Why am i not in jail Why don’t I have the record of constantly beating people? because nobody comes up to me and does that in real life. It doesn’t happen because people often have decency personally. However, you did it online. Why? Because they can’t be hit in the face. Follow logic?

The next natural question people ask when I look at this somewhat uncomfortable topic is: “Why do you care?” They point to the senselessness of these people and their opinions. Why does it matter?

The short answer is that this is not the case. The disregard for my loved ones and the feelings they create has nothing to do with someone else’s opinion. It has to do with defending someone I am supposed to defend who cannot defend myself. It’s just fatherhood. It makes no difference whether your opinion is important or not.

But don’t make a mistake, it’s not about the person’s opinion.

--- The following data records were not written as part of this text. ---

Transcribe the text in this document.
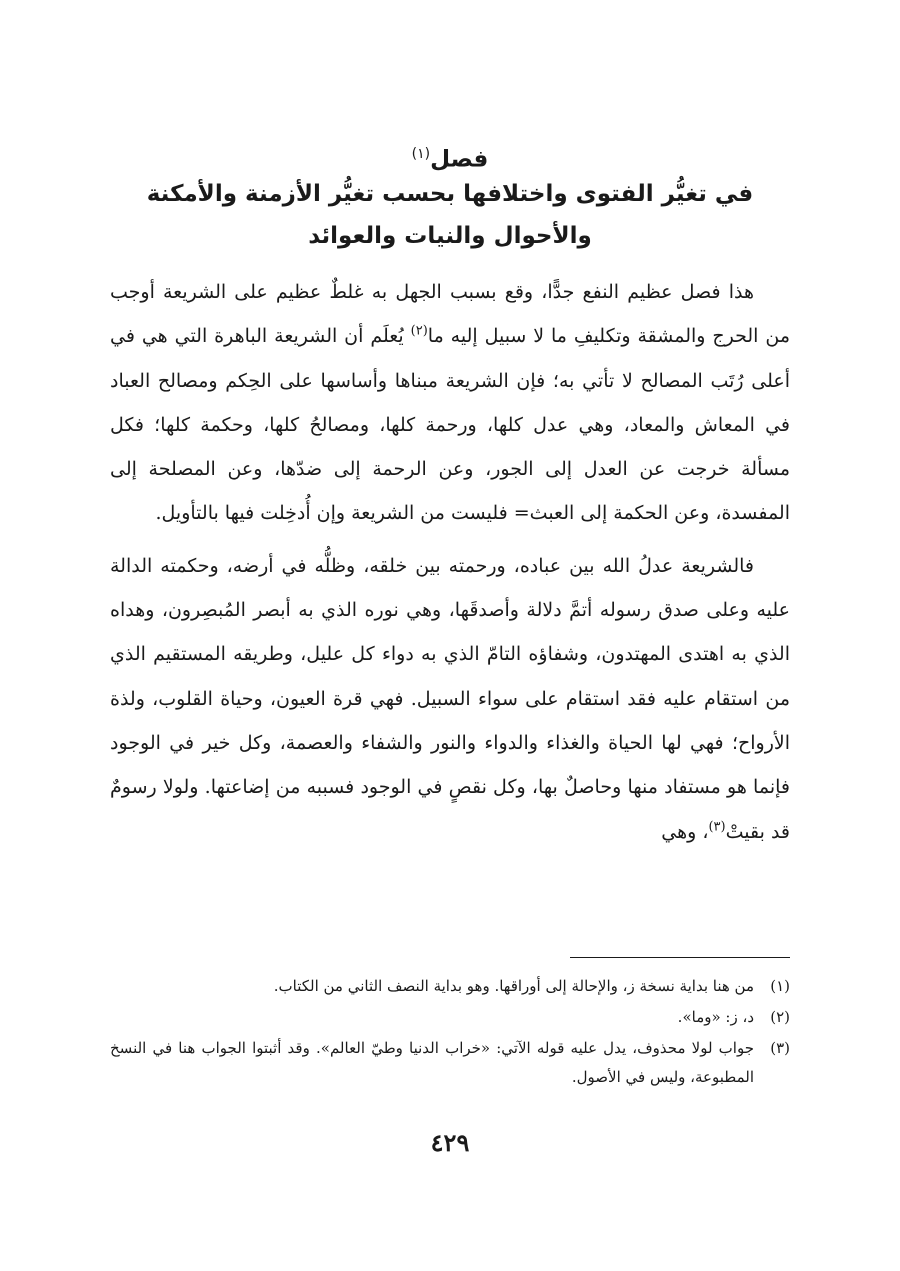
فصل$^{(١)}$
في تغيُّر الفتوى واختلافها بحسب تغيُّر الأزمنة والأمكنة
والأحوال والنيات والعوائد

هذا فصل عظيم النفع جدًّا، وقع بسبب الجهل به غلطٌ عظيم على الشريعة أوجب من الحرج والمشقة وتكليفِ ما لا سبيل إليه ما$^{(٢)}$ يُعلَم أن الشريعة الباهرة التي هي في أعلى رُتَب المصالح لا تأتي به؛ فإن الشريعة مبناها وأساسها على الحِكم ومصالح العباد في المعاش والمعاد، وهي عدل كلها، ورحمة كلها، ومصالحُ كلها، وحكمة كلها؛ فكل مسألة خرجت عن العدل إلى الجور، وعن الرحمة إلى ضدّها، وعن المصلحة إلى المفسدة، وعن الحكمة إلى العبث= فليست من الشريعة وإن أُدخِلت فيها بالتأويل.

فالشريعة عدلُ الله بين عباده، ورحمته بين خلقه، وظلُّه في أرضه، وحكمته الدالة عليه وعلى صدق رسوله أتمَّ دلالة وأصدقَها، وهي نوره الذي به أبصر المُبصِرون، وهداه الذي به اهتدى المهتدون، وشفاؤه التامّ الذي به دواء كل عليل، وطريقه المستقيم الذي من استقام عليه فقد استقام على سواء السبيل. فهي قرة العيون، وحياة القلوب، ولذة الأرواح؛ فهي لها الحياة والغذاء والدواء والنور والشفاء والعصمة، وكل خير في الوجود فإنما هو مستفاد منها وحاصلٌ بها، وكل نقصٍ في الوجود فسببه من إضاعتها. ولولا رسومٌ قد بقيتْ$^{(٣)}$، وهي

(١)
من هنا بداية نسخة ز، والإحالة إلى أوراقها. وهو بداية النصف الثاني من الكتاب.
(٢)
د، ز: «وما».
(٣)
جواب لولا محذوف، يدل عليه قوله الآتي: «خراب الدنيا وطيّ العالم». وقد أثبتوا الجواب هنا في النسخ المطبوعة، وليس في الأصول.
٤٢٩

It doesn’t make me angry. It is the realization that my child, one of the purest and most harmless people on earth, has to share the planet with such dilapidated hatred that overthrows me the most. It is clear that the best people out there must be exposed to the worst.

Some of the most beautiful people I’ve ever met told me horror stories about interactions with some of the meanest people out there. It’s like a magnetic attraction. The more angelic a person is, the more society’s sediment comes from the woodwork to damage their wings with the dirt in which they wallow.

I think the point of all this is to say that I see you. Those who are on a higher street and want to get better every day – I see you. Those who try to get them on their troll bridge from below – I see you too. At the end of the day, we should all try to get better. Unfortunately, there are only a few of us as the others try to pull them down to make the race to the finish line easier.

The world needs beautiful people like my son. The world also needs terrible ones like the woman who mocked him behind her computer screen. It helps us to see the good in the world. I think you can say that it is an “evolutionary necessity”.